Au vu des derniers indicateurs, la BCE n'a de toute façon pas de raison évidente de presser le pas vers le resserrement de sa politique: l'inflation dans la zone euro a légèrement ralenti en février selon la première estimation d'Eurostat, à 1,2% en rythme annuel et si les indices PMI manufacturier ont un peu reculé, la dynamique de croissance reste intacte.
Aux Etats-Unis, au contraire, l'indice des prix "core PCE", le baromètre de l'inflation le plus surveillé par la Fed, a augmenté de 0,3% en janvier, sa plus forte hausse depuis un an.
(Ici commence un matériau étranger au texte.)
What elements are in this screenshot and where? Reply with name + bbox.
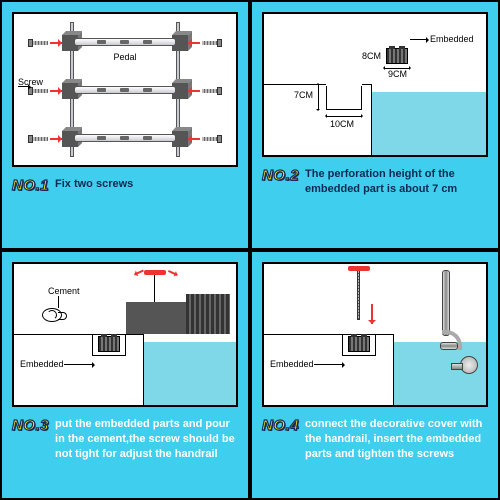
pedal-label: Pedal	[113, 52, 136, 62]
diagram-2: Embedded 8CM 9CM 7CM 10CM	[262, 12, 488, 157]
badge-3: NO.3	[12, 417, 49, 434]
dim-9: 9CM	[388, 69, 407, 79]
dim-10: 10CM	[330, 119, 354, 129]
panel-3: Embedded Cement NO.3 put the embedded pa…	[0, 250, 250, 500]
embedded-icon	[386, 48, 408, 64]
caption-4: connect the decorative cover with the ha…	[305, 417, 488, 462]
panel-2: Embedded 8CM 9CM 7CM 10CM NO.2 The perfo…	[250, 0, 500, 250]
embedded-label-2: Embedded	[430, 34, 474, 44]
caption-row-4: NO.4 connect the decorative cover with t…	[262, 417, 488, 462]
diagram-1: Pedal Screw	[12, 12, 238, 167]
instruction-grid: Pedal Screw NO.1 Fix two screws Embedded…	[0, 0, 500, 500]
diagram-3: Embedded Cement	[12, 262, 238, 407]
embedded-icon-3	[98, 336, 120, 352]
embedded-icon-4	[348, 336, 370, 352]
caption-2: The perforation height of the embedded p…	[305, 167, 488, 197]
handrail-pipe	[442, 270, 450, 336]
caption-row-1: NO.1 Fix two screws	[12, 177, 238, 194]
panel-4: Embedded NO.4 connect the decorative cov…	[250, 250, 500, 500]
badge-1: NO.1	[12, 177, 49, 194]
caption-1: Fix two screws	[55, 177, 133, 192]
embedded-label-3: Embedded	[20, 359, 64, 369]
embedded-label-4: Embedded	[270, 359, 314, 369]
dim-8: 8CM	[362, 51, 381, 61]
dim-7: 7CM	[294, 90, 313, 100]
caption-3: put the embedded parts and pour in the c…	[55, 417, 238, 462]
caption-row-3: NO.3 put the embedded parts and pour in …	[12, 417, 238, 462]
panel-1: Pedal Screw NO.1 Fix two screws	[0, 0, 250, 250]
diagram-4: Embedded	[262, 262, 488, 407]
ladder: Pedal	[52, 22, 198, 157]
caption-row-2: NO.2 The perforation height of the embed…	[262, 167, 488, 197]
badge-4: NO.4	[262, 417, 299, 434]
badge-2: NO.2	[262, 167, 299, 184]
decorative-cover-icon	[460, 356, 478, 374]
cement-label: Cement	[48, 286, 80, 296]
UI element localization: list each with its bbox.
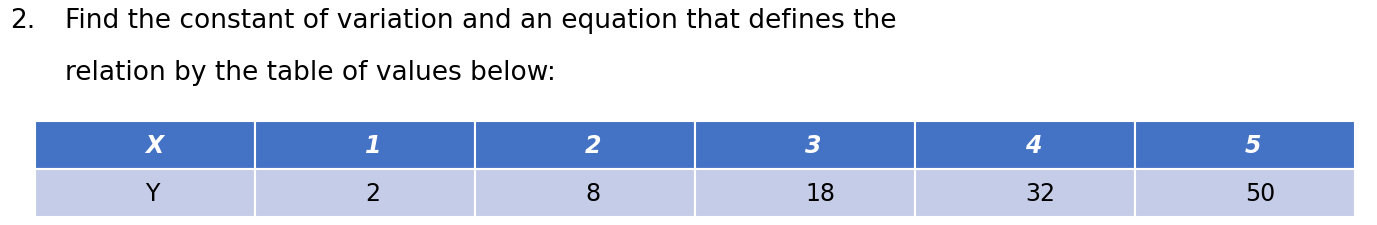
Bar [34, 122, 255, 169]
Bar [1135, 122, 1355, 169]
Text: 4: 4 [1024, 133, 1041, 157]
Text: 2: 2 [585, 133, 602, 157]
Text: Find the constant of variation and an equation that defines the: Find the constant of variation and an eq… [65, 8, 896, 34]
Text: 50: 50 [1245, 181, 1275, 205]
Bar [914, 169, 1135, 217]
Bar [695, 169, 914, 217]
Bar [34, 169, 255, 217]
Text: Y: Y [145, 181, 160, 205]
Bar [695, 122, 914, 169]
Text: 5: 5 [1245, 133, 1261, 157]
Text: 2: 2 [365, 181, 380, 205]
Text: 1: 1 [365, 133, 381, 157]
Bar [255, 169, 475, 217]
Bar [255, 122, 475, 169]
Bar [475, 122, 695, 169]
Bar [1135, 169, 1355, 217]
Text: 3: 3 [806, 133, 822, 157]
Text: 2.: 2. [10, 8, 36, 34]
Bar [914, 122, 1135, 169]
Text: 18: 18 [806, 181, 834, 205]
Bar [475, 169, 695, 217]
Text: 32: 32 [1024, 181, 1055, 205]
Text: 8: 8 [585, 181, 600, 205]
Text: X: X [145, 133, 164, 157]
Text: relation by the table of values below:: relation by the table of values below: [65, 60, 556, 86]
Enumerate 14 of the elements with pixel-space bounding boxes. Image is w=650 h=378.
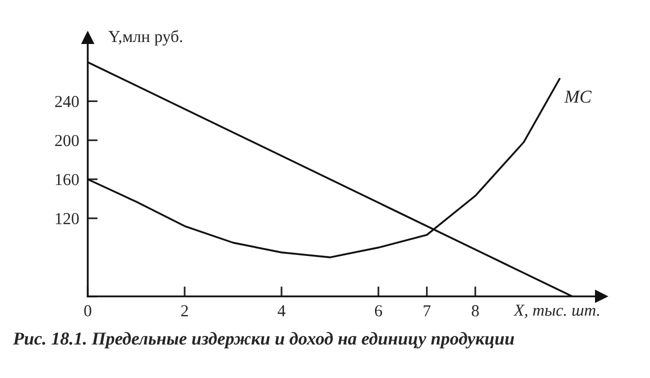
x-tick-label: 2 — [181, 305, 188, 316]
y-tick-label: 240 — [55, 96, 79, 108]
y-tick-label: 200 — [55, 134, 79, 146]
x-tick-label: 8 — [472, 305, 479, 316]
x-axis-title: X, тыс. шт. — [513, 304, 600, 318]
x-tick-label: 0 — [84, 305, 92, 316]
y-tick-label: 160 — [56, 174, 79, 186]
series-label: MC — [564, 90, 592, 103]
x-tick-label: 4 — [278, 305, 286, 316]
x-tick-label: 6 — [374, 305, 382, 316]
x-tick-label: 7 — [424, 305, 431, 316]
text: Рис. 18.1. Предельные издержки и доход на единицу продукции — [12, 332, 514, 348]
y-tick-label: 120 — [56, 213, 79, 224]
y-axis-title: Y,млн руб. — [108, 30, 182, 46]
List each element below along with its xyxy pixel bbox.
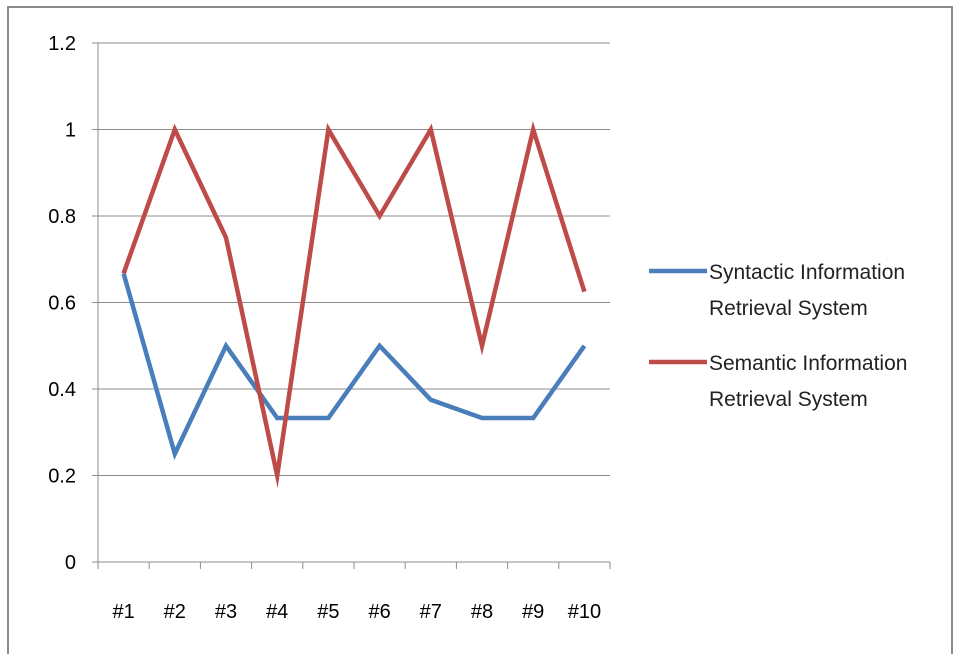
series-lines	[121, 121, 587, 489]
data-point	[378, 344, 382, 348]
data-point	[531, 128, 535, 132]
data-point	[173, 128, 177, 132]
y-tick-label: 0.8	[48, 206, 76, 228]
data-point	[582, 290, 586, 294]
x-tick-label: #2	[164, 601, 186, 623]
legend-label: Retrieval System	[709, 388, 868, 411]
data-point	[429, 398, 433, 402]
x-tick-label: #8	[471, 601, 493, 623]
x-tick-label: #10	[568, 601, 601, 623]
data-point	[326, 128, 330, 132]
data-point	[326, 416, 330, 420]
data-point	[122, 272, 126, 276]
y-tick-label: 0.4	[48, 379, 76, 401]
legend-label: Retrieval System	[709, 297, 868, 320]
x-tick-label: #5	[317, 601, 339, 623]
legend-label: Semantic Information	[709, 352, 907, 375]
chart-frame	[7, 6, 953, 654]
y-tick-label: 1	[65, 120, 76, 142]
y-tick-label: 0	[65, 552, 76, 574]
series-line-syntactic	[121, 272, 587, 461]
legend: Syntactic Information Retrieval System Sem…	[649, 261, 907, 411]
x-tick-label: #4	[266, 601, 288, 623]
y-axis-tick-labels: 0 0.2 0.4 0.6 0.8 1 1.2	[48, 33, 76, 574]
data-point	[531, 416, 535, 420]
axes	[92, 42, 611, 569]
y-tick-label: 0.2	[48, 466, 76, 488]
data-point	[275, 474, 279, 478]
x-axis-tick-labels: #1 #2 #3 #4 #5 #6 #7 #8 #9 #10	[112, 601, 601, 623]
legend-label: Syntactic Information	[709, 261, 905, 284]
x-tick-label: #3	[215, 601, 237, 623]
x-tick-label: #7	[420, 601, 442, 623]
data-point	[224, 236, 228, 240]
data-point	[275, 416, 279, 420]
gridlines	[98, 42, 610, 476]
x-tick-label: #6	[368, 601, 390, 623]
x-tick-label: #9	[522, 601, 544, 623]
series-line-semantic	[121, 121, 587, 489]
y-tick-label: 1.2	[48, 33, 76, 55]
x-tick-label: #1	[112, 601, 134, 623]
data-point	[582, 344, 586, 348]
data-point	[173, 452, 177, 456]
data-point	[480, 344, 484, 348]
y-tick-label: 0.6	[48, 293, 76, 315]
data-point	[480, 416, 484, 420]
data-point	[378, 214, 382, 218]
data-point	[429, 128, 433, 132]
data-point	[224, 344, 228, 348]
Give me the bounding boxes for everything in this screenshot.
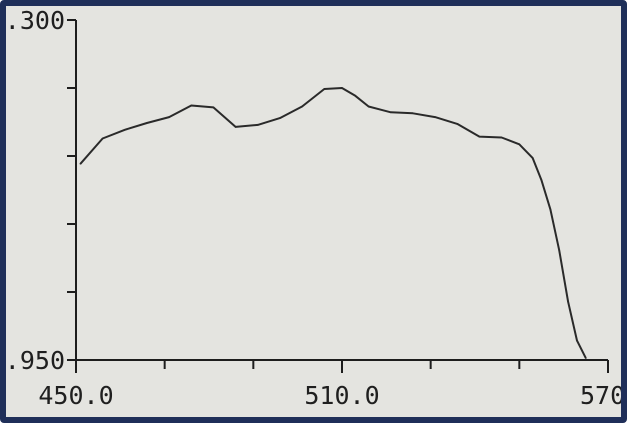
data-point bbox=[190, 104, 193, 107]
y-tick-label: 2.300 bbox=[6, 6, 65, 35]
data-point bbox=[558, 249, 560, 251]
line-chart: 2.300 1.950 450.0 510.0 570. bbox=[6, 6, 621, 410]
data-point bbox=[576, 339, 578, 342]
chart-tick-labels: 2.300 1.950 450.0 510.0 570. bbox=[6, 6, 621, 410]
x-tick-label: 570. bbox=[580, 381, 621, 410]
y-tick-label: 1.950 bbox=[6, 346, 65, 375]
data-point bbox=[434, 116, 436, 118]
data-point bbox=[585, 357, 587, 359]
series-line bbox=[79, 87, 587, 359]
data-point bbox=[478, 135, 481, 138]
data-point bbox=[279, 117, 281, 119]
data-point bbox=[341, 87, 343, 89]
data-point bbox=[146, 122, 148, 124]
x-tick-label: 450.0 bbox=[38, 381, 113, 410]
data-point bbox=[234, 126, 237, 128]
data-point bbox=[79, 163, 82, 165]
data-point bbox=[390, 111, 392, 114]
data-point bbox=[456, 123, 459, 125]
data-point bbox=[549, 208, 552, 211]
data-point bbox=[354, 95, 357, 97]
data-point bbox=[257, 124, 259, 126]
data-point bbox=[531, 157, 534, 159]
chart-ticks bbox=[67, 19, 609, 373]
data-point bbox=[367, 105, 370, 108]
data-point bbox=[101, 137, 104, 140]
x-tick-label: 510.0 bbox=[304, 381, 379, 410]
data-point bbox=[540, 179, 543, 182]
chart-series bbox=[79, 87, 587, 359]
data-point bbox=[412, 112, 414, 115]
data-point bbox=[500, 136, 503, 139]
data-point bbox=[567, 300, 569, 303]
chart-axes bbox=[75, 20, 608, 361]
data-point bbox=[212, 106, 215, 109]
data-point bbox=[124, 129, 126, 131]
data-point bbox=[323, 88, 326, 90]
data-point bbox=[518, 143, 521, 146]
data-point bbox=[301, 105, 303, 108]
data-point bbox=[168, 116, 170, 118]
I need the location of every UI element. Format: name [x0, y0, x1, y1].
Un nouvel élément soulignant la divergence croissante entre les trajectoires monétaires aux Etats-Unis et dans la zone euro, avec un impact fort pour les marchés: l'écart de rendement à deux ans entre les Treasuries et le Bund allemand dépasse désormais 280 points de base, son plus haut niveau depuis plus de 20 ans, alors qu'il était inférieur à 200 points il y a à peine plus de six mois.
Cette évolution a profité au dollar, qui affiche sur la semaine une progression de 0,1% face à un panier de devises de référence, amplifiant le rebond entamé la semaine précédente en dépit des craintes générées par le projet de Donald Trump sur l'acier. Mais la remontée la plus marquante des derniers jours est celle la volatilité, trop vite oubliée après la correction du début février: l'indice Vix est remonté en trois jours de moins de 16 à plus de 25, retrouvant son niveau de la mi-février.
«A court comme à moyen terme, il serait bon pour les investisseurs que cette mesure de la volatilité s'installe dans une fourchette un peu inférieure au niveau actuel mais supérieur à celui qui a prévalu en 2017; 15 à 20, par exemple», estimait jeudi Mohamed El Erian, le conseiller économique en chef d'Allianz.
Un vœu exprimé quelques heures avant que Donald Trump ne dégaine l'arme des droits de douane. Pas sûr qu'il soit exaucé de sitôt.